The buyer’s home purchase offer letter is a passionate attempt to grab the seller’s attention. A sort of coercing the seller to “pick me” as the new owner of a property. Of course, the intent behind the letter is to introduce the buyer to the seller in hopes they will “approve” the new owner of their home. But you have to consider there is a fair amount of liability involved with these so-called “love letters”.
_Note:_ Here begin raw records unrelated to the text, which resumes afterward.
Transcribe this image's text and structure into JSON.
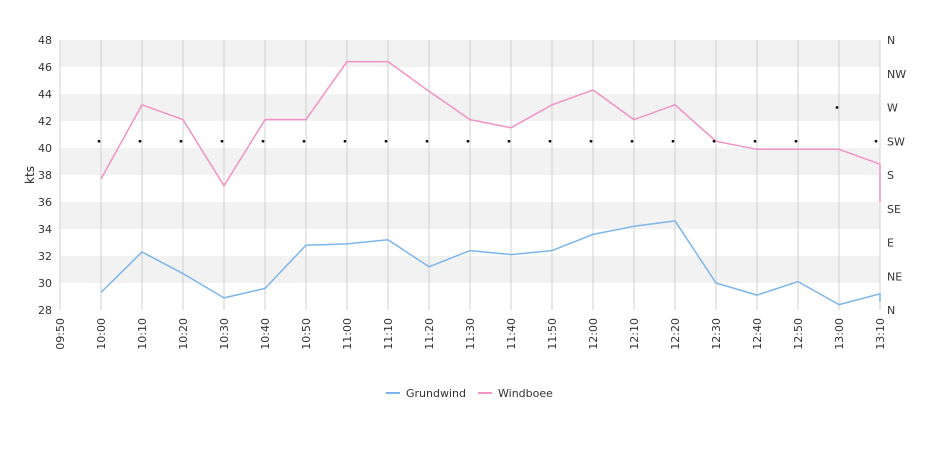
{
  "chart_data": {
    "type": "line",
    "ylabel": "kts",
    "ylim": [
      28,
      48
    ],
    "yticks": [
      "28",
      "30",
      "32",
      "34",
      "36",
      "38",
      "40",
      "42",
      "44",
      "46",
      "48"
    ],
    "y2ticks": [
      "N",
      "NE",
      "E",
      "SE",
      "S",
      "SW",
      "W",
      "NW",
      "N"
    ],
    "x": [
      "09:50",
      "10:00",
      "10:10",
      "10:20",
      "10:30",
      "10:40",
      "10:50",
      "11:00",
      "11:10",
      "11:20",
      "11:30",
      "11:40",
      "11:50",
      "12:00",
      "12:10",
      "12:20",
      "12:30",
      "12:40",
      "12:50",
      "13:00",
      "13:10"
    ],
    "grid": true,
    "legend_position": "bottom",
    "series": [
      {
        "name": "Grundwind",
        "color": "#7cb5ec",
        "values": [
          null,
          29.3,
          32.3,
          30.7,
          28.9,
          29.6,
          32.8,
          32.9,
          33.2,
          31.2,
          32.4,
          32.1,
          32.4,
          33.6,
          34.2,
          34.6,
          30.0,
          29.1,
          30.1,
          28.4,
          29.2
        ],
        "end_value": 28.6
      },
      {
        "name": "Windboee",
        "color": "#f192c4",
        "values": [
          null,
          37.7,
          43.2,
          42.1,
          37.2,
          42.1,
          42.1,
          46.4,
          46.4,
          44.2,
          42.1,
          41.5,
          43.2,
          44.3,
          42.1,
          43.2,
          40.5,
          39.9,
          39.9,
          39.9,
          38.8
        ],
        "end_value": 36.0
      }
    ],
    "direction_markers": {
      "color": "#111111",
      "values": [
        null,
        "SW",
        "SW",
        "SW",
        "SW",
        "SW",
        "SW",
        "SW",
        "SW",
        "SW",
        "SW",
        "SW",
        "SW",
        "SW",
        "SW",
        "SW",
        "SW",
        "SW",
        "SW",
        "W",
        "SW"
      ]
    }
  }
}
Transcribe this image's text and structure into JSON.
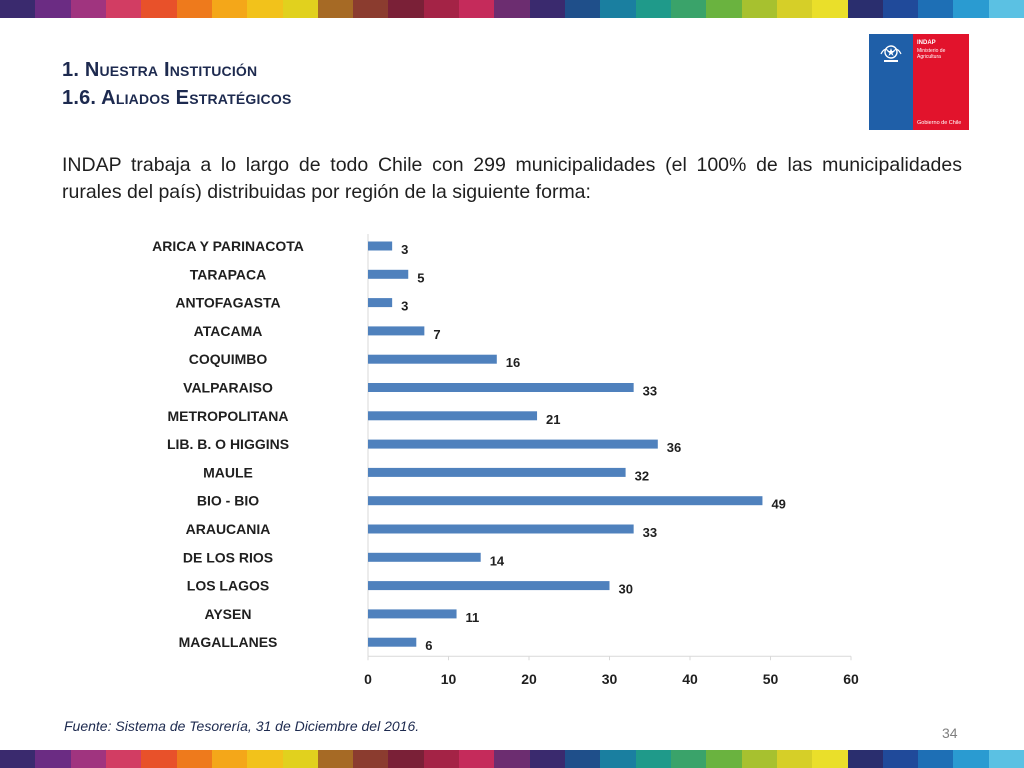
{
  "header": {
    "title_line1": "1. Nuestra Institución",
    "title_line2": "1.6. Aliados Estratégicos"
  },
  "logo": {
    "name": "INDAP",
    "ministry": "Ministerio de Agricultura",
    "government": "Gobierno de Chile",
    "colors": {
      "blue": "#1f5fa8",
      "red": "#e2132c"
    }
  },
  "intro_text": "INDAP trabaja a lo largo de todo Chile con 299 municipalidades (el 100% de las municipalidades rurales del país) distribuidas por región de la siguiente forma:",
  "stripe_colors": [
    "#3a2a6e",
    "#6b2c83",
    "#a0347f",
    "#d23d63",
    "#e8512a",
    "#ee7a1c",
    "#f4a719",
    "#f2c21b",
    "#e1d11e",
    "#a66a25",
    "#8b3c2f",
    "#7a2037",
    "#a42346",
    "#c52b5b",
    "#6c2d70",
    "#3a2a6e",
    "#1f4f8a",
    "#1a7fa0",
    "#1f9a8a",
    "#3aa36a",
    "#6ab33f",
    "#a7c12f",
    "#d6cf28",
    "#eadf2a",
    "#2a2e6e",
    "#204a9a",
    "#1e6fb5",
    "#2a9bd1",
    "#5bc1e3"
  ],
  "chart_data": {
    "type": "bar",
    "orientation": "horizontal",
    "categories": [
      "ARICA Y PARINACOTA",
      "TARAPACA",
      "ANTOFAGASTA",
      "ATACAMA",
      "COQUIMBO",
      "VALPARAISO",
      "METROPOLITANA",
      "LIB. B. O HIGGINS",
      "MAULE",
      "BIO - BIO",
      "ARAUCANIA",
      "DE LOS RIOS",
      "LOS LAGOS",
      "AYSEN",
      "MAGALLANES"
    ],
    "values": [
      3,
      5,
      3,
      7,
      16,
      33,
      21,
      36,
      32,
      49,
      33,
      14,
      30,
      11,
      6
    ],
    "xlim": [
      0,
      60
    ],
    "xticks": [
      0,
      10,
      20,
      30,
      40,
      50,
      60
    ],
    "bar_color": "#4f81bd",
    "grid": false,
    "data_labels": true
  },
  "footer": {
    "source": "Fuente: Sistema de Tesorería, 31 de Diciembre del 2016.",
    "page_number": "34"
  }
}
It is never a good idea for you to include a letter like this along with an offer. It can be seen as an unfair method under the civil rights act that discriminates against other potential buyers. Of course, you cannot prevent the buyer from taking the matter into their own hands and submitting their story of the wanton desire for the seller’s home. In any case, it is not so much buyer beware, but buyer’s agent beware.

Connect and Protect

As a real estate agent, it is up to you to perform your fiduciary duties including reasonable care, confidentiality, and loyalty to protect the interests of both the seller and buyer. These duties include offering the best possible way to get a property sold by providing accurate information included in your real estate marketing plan. Connecting with buyers can be done using the proptech tools at your disposal.

3D video tours and precise square footage measurements are a must and are some of the best ways to help a buyer form an emotional attachment to a property. When it is a connection to the seller they are seeking, there is no better way than to make a fair offer to purchase real estate based on the factual information that affects the value of the property.
Homebuyers will likely still want to engage in writing personal love letters to try and win a bidding war in one of the hottest real estate markets in years. As a Realtor®, playing matchmaker is your role when introducing buyers to seller’s properties but perhaps leave the flirtatious correspondence out of negotiations.